Fibonacci Retracements
From the 624.5 low to the 643.5 high, key retracement levels are 38.2% at 633.8, 50% at 633.0, and 61.8% at 631.8. Price tested the 38.2% and 50% levels with mixed results, while a potential rebound at 631.8 failed to hold. These levels may serve as dynamic pivots in the coming session.
Backtest Hypothesis
The backtest strategy relies on short-term momentum signals derived from the RSI and MACD, combined with a volume filter to confirm breakouts or breakdowns. Using the 15-minute OHLC data, a potential entry rule could be: enter long when RSI crosses above 55 and MACD turns positive on a bullish signal line crossover, with a stop-loss below the 635.0 level and a target at 641.0–643.0. Similarly, a short position could be triggered on bearish divergence in RSI with a MACD crossover into negative territory. This approach may yield higher win probabilities in high-volatility environments but would require a low-latency execution model for intraday use.

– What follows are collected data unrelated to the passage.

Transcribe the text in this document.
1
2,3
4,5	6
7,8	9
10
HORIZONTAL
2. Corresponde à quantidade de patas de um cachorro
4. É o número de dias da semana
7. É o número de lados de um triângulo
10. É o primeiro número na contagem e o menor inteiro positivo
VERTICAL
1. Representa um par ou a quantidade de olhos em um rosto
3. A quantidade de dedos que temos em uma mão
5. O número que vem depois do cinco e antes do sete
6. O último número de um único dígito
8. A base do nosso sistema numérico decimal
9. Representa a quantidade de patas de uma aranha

APTJPY appears to be in a consolidation phase after a sharp upward move, with mixed signals from volume and momentum. A break above 641.0–642.0 could reignite bullish bias, but failure to hold above 635.0 may invite renewed bearish pressure. Investors should monitor the 635.0 and 640.0 levels closely, with a risk caveat that volatility may intensify as the pair tests key technical levels again.
Decoding market patterns and unlocking profitable trading strategies in the crypto space
Latest Articles
Stay ahead of the market.
Get curated U.S. market news, insights and key dates delivered to your inbox.